Some error came out when I used the model trained on multiple GPUs to test on single GPU.

# model reference
model = torch.load(args.model_save_name)
if args.use_gpu:
    if args.multi_process:
        model = DataParallel(model, device_ids=args.device_ids).cuda()
        model = model.cuda(args.sing_gpu_id)

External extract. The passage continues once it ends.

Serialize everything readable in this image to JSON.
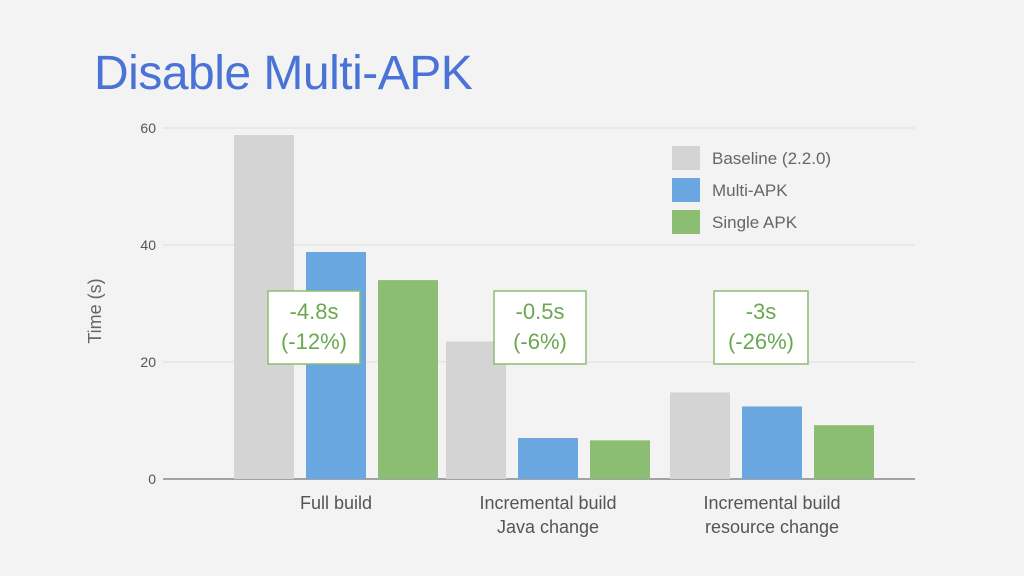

THCudaCheck FAIL file=torch/csrc/cuda/Module.cpp line=87 error=10 : invalid device ordinal
Traceback (most recent call last):
File “”, line 307, in
model = model_reference(model, dataloaders, args.mb_size, root_fig_dir=args.fig_dir)
File “”, line 71, in model_reference
outputs = model(inputs)
File “/home/mil/huang/.local/lib/python2.7/site-packages/torch/nn/modules/”, line 224, in call
result = self.forward(*input, **kwargs)
File “/home/mil/huang/.local/lib/python2.7/site-packages/torch/nn/parallel/”, line 56, in forward
inputs, kwargs = self.scatter(inputs, kwargs, self.device_ids)
File “/home/mil/huang/.local/lib/python2.7/site-packages/torch/nn/parallel/”, line 67, in scatter
return scatter_kwargs(inputs, kwargs, device_ids, dim=self.dim)
File “/home/mil/huang/.local/lib/python2.7/site-packages/torch/nn/parallel/”, line 30, in scatter_kwargs
inputs = scatter(inputs, target_gpus, dim)
File “/home/mil/huang/.local/lib/python2.7/site-packages/torch/nn/parallel/”, line 25, in scatter
return scatter_map(inputs)
File “/home/mil/huang/.local/lib/python2.7/site-packages/torch/nn/parallel/”, line 18, in scatter_map
return tuple(zip(*map(scatter_map, obj)))
File “/home/mil/huang/.local/lib/python2.7/site-packages/torch/nn/parallel/”, line 15, in scatter_map
return Scatter(target_gpus, dim=dim)(obj)
File “/home/mil/huang/.local/lib/python2.7/site-packages/torch/nn/parallel/”, line 60, in forward
outputs = comm.scatter(input, self.target_gpus, self.chunk_sizes, self.dim, streams)
File “/home/mil/huang/.local/lib/python2.7/site-packages/torch/cuda/”, line 159, in scatter
with torch.cuda.device(device),
File “/home/mil/huang/.local/lib/python2.7/site-packages/torch/cuda/”, line 128, in enter
RuntimeError: cuda runtime error (10) : invalid device ordinal at torch/csrc/cuda/Module.cpp:87

Are there some ways of solving this problem, such as warp the multi-GPU model into single-GPU one?

1 Like

when tested on single gpu, your model trained on multi-gpu must not use DataParallel again.